I squandered less time on trivial matters and opened my eyes to the magnificent world in which I was living.  The picture was making perfect sense -it wasn’t just the food I ate that mattered, it was that I was grateful of the fact that I had food to eat.  It wasn’t just that I needed to exercise; I cherished that I still had a body that was sturdy and functional. It wasn’t just accepting I had cancer, it was embracing it and making it the best thing that ever happend to me; simultaneously healing mind, body and spirit. This was how I would survive even if my body did eventually fail.

 

I was moderately healthy, but I needed to up the ante.  It was essential that I was making a conscious choice to live in health.  Of course those choices included vegetables without pestisides, meat without antibiotics, soaps without chemicals, and plenty of clean healthy water.   It took time to re-adjust and I would slip occasionally, but I knew that if I didn’t stay on track I would be back on that surgical table every three months and needless to say, that was unacceptable.

 

I changed doctors more than a few times dissatisfied with bleak answers.  Eventually, I was referred to one of the best Urologists on the west coast and yet the tumors kept making their uninvited return. There weren’t as many, but of course, I would never be completely satisfied until I was cancer free. I needed to not only step out of the box now, I had to leave the box behind.
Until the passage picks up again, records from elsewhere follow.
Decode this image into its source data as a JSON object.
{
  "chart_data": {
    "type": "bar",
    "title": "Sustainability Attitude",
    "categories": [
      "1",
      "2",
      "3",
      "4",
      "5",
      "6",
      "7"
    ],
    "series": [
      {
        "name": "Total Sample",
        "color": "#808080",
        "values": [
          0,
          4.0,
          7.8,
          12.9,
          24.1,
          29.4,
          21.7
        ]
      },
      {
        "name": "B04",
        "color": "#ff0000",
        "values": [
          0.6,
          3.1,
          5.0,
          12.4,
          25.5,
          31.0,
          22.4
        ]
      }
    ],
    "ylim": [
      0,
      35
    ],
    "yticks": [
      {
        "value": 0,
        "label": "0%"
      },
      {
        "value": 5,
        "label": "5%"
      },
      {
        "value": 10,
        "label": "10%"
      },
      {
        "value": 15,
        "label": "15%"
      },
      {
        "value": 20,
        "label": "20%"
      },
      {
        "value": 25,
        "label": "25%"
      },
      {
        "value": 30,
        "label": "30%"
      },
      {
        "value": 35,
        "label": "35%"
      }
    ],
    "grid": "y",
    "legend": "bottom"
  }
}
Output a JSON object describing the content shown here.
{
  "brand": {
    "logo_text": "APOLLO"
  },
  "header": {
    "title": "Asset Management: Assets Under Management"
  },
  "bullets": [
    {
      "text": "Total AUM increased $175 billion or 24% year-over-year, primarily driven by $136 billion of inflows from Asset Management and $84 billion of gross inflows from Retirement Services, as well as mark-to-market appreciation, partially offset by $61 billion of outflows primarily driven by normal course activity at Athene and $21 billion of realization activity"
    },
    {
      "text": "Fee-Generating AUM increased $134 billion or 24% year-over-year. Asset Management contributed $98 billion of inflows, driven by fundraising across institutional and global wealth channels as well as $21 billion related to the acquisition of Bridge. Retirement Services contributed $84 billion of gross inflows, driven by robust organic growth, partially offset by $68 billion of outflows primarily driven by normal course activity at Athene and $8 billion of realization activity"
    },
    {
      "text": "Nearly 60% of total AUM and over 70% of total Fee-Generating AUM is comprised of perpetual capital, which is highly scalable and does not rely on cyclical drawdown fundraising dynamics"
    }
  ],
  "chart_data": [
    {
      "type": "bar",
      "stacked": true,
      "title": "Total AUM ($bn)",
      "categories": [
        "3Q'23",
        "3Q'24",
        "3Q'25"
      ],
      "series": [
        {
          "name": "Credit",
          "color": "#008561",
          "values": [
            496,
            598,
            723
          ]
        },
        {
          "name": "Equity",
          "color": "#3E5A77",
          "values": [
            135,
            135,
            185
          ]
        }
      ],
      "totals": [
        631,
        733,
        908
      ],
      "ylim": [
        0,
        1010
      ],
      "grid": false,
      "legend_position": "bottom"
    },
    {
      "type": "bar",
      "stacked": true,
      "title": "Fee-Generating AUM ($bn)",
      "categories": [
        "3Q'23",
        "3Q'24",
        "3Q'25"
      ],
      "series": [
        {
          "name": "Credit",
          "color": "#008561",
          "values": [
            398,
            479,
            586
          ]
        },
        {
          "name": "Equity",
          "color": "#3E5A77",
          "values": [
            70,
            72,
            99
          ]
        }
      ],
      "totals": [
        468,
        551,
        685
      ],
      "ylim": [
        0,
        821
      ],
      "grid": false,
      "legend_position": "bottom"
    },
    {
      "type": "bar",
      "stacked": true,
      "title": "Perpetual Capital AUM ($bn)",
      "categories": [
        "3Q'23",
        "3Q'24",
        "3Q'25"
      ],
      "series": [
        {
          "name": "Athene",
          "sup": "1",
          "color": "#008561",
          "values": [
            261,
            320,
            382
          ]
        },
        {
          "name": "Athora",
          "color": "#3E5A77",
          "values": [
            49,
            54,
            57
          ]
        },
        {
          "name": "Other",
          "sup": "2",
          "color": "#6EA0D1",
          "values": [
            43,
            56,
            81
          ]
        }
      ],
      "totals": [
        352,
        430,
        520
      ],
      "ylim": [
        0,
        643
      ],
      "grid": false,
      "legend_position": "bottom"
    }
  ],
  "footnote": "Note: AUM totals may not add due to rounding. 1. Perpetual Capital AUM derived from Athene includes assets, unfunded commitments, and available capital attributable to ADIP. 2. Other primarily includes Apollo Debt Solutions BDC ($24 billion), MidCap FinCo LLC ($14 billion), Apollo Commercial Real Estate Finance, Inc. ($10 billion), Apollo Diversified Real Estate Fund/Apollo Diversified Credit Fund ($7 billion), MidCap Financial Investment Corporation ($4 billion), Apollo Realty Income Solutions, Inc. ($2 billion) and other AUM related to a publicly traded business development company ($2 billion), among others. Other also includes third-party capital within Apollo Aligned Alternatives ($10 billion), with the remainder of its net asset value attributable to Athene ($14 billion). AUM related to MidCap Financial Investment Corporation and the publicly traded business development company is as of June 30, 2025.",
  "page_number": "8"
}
After extensive thought and consideration, I decided it was time to experiment with eastern medicine as well.   Stepping out of my comfort zone was less painful these days… It was, in fact, pleasingly uncomplicated . I was referred to an acupuncturist /herbalist and in only a few weeks of seeing this extraordinary healer, the changing mosaic that was my life shifted yet again. I found healing and continued hope.  I was increasing balance with each and every treatment.  Western and eastern medicines merged together and the results were outstanding.  My progress toward ridding cancer went from slow to expeditious.   My 8th and final surgery and six week round of chemo was unquestionably agonizing, however the acupuncture was undoubtedly curative. I was diligent and unafraid to take control, and willing to face my fears head on!

 

It’s now two and half years after this extraordinary journey began and I am now able to say I'm cancer free. I chose health and never gave up on myself.  I am successful in most of my endeavors thus far, and I am more and more who I was meant to be with every new shinning day. Survival isn’t just about getting your body from sick to healthy, it’s about learning how to live wholly regardless of the condition of your body is in.  All living bodies fail, but a living body is but a vacant shell without a fruitful soul. It’s choosing to be grateful for what you do have, and letting go of all the rest. Treat your body with respect, like a temple in which to worship.  I am now living consciously.

 

1aaaajenSo here I am today living in Santa Cruz, the only place I have ever truly felt home, and becoming the Owner/Therapist of Meaningful Massage Therapy; giving healing back to a place that most certainly has given healing to me.  I make sure to surround myself with great friends and visit family whenever possible. I shop at farmers' markets and local grocers frequently, and I continue to get regular acupuncture treatments along with my regular western medicine check-ups.  I have made it a point where I am comfortable trying new things, especially those in which I previously thought I would never love to do, like running.  Now I run as often as possible and that is just the beginning. Changing one's health may seem daunting at first, but when the results become evident, nothing seems impossible.  We only stand in our own way.  Step aside and let your passions guide you.  Every new moment is another step forward on your journey to living!